Tavistock Street is a street in the Covent Garden area of Westminster which runs parallel to the Strand between Drury Lane and Southampton Street just south of the market piazza.

==History==
Initially, the street was a passageway between Wellington and Catherine Streets in 1630s. The first mention of the street dates to 1706, until when it was part of York Street. In 1729 Caleb Waterfield erected his first house (no. 15) on the street. In 1733 James Walker built three more, and the same year Robert Umpleby built two more (becoming nos. 34–38).

In the early 19th century, the street was the location of many fashionable shops, such as are now to be found in Bond Street. The congregation of rich carriages there was said to be one of the great sights of London at this time. It then became a centre of publishing of periodicals such as Country Life (no 8, designed in 1904 by Edwin Lutyens), The Stage and Vanity Fair. The auction business Sotheby's started there as a bookseller.

==Famous residents==
Thomas de Quincey lived at number 36 where he wrote Confessions of an English Opium Eater.
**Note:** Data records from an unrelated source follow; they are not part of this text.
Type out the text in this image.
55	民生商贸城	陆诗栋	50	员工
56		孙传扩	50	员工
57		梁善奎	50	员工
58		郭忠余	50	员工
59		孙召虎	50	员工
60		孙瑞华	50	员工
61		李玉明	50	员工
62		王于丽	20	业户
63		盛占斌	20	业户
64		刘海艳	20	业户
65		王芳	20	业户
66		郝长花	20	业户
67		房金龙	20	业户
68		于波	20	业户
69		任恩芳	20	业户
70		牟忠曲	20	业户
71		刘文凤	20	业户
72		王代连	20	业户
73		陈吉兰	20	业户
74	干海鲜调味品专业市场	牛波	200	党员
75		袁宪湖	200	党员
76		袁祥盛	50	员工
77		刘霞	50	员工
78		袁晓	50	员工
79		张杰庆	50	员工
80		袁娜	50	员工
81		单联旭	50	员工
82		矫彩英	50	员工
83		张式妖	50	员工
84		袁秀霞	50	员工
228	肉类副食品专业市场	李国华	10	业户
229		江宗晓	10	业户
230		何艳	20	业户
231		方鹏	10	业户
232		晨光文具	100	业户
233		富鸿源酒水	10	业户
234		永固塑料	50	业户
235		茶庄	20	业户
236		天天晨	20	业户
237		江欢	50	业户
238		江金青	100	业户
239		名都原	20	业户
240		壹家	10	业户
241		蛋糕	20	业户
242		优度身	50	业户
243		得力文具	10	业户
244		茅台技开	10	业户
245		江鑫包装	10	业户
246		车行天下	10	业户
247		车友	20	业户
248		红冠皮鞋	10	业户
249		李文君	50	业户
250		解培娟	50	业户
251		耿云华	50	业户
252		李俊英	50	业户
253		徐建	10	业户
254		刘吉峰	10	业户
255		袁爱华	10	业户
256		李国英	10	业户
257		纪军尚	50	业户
Casanova took rooms at the Star Tavern in 1763 but was unsuccessful in seducing English women there.

Hannah Glasse, the author of The Art of Cookery Made Plain and Easy, lived there from 1747 to 1757.

==Buildings==
Number 22 is the former headquarters of the Strand District Board of Works. The seal of the board is visible on the exterior of the building.

Museum software company System Simulation was based in Burleigh House at no. 28.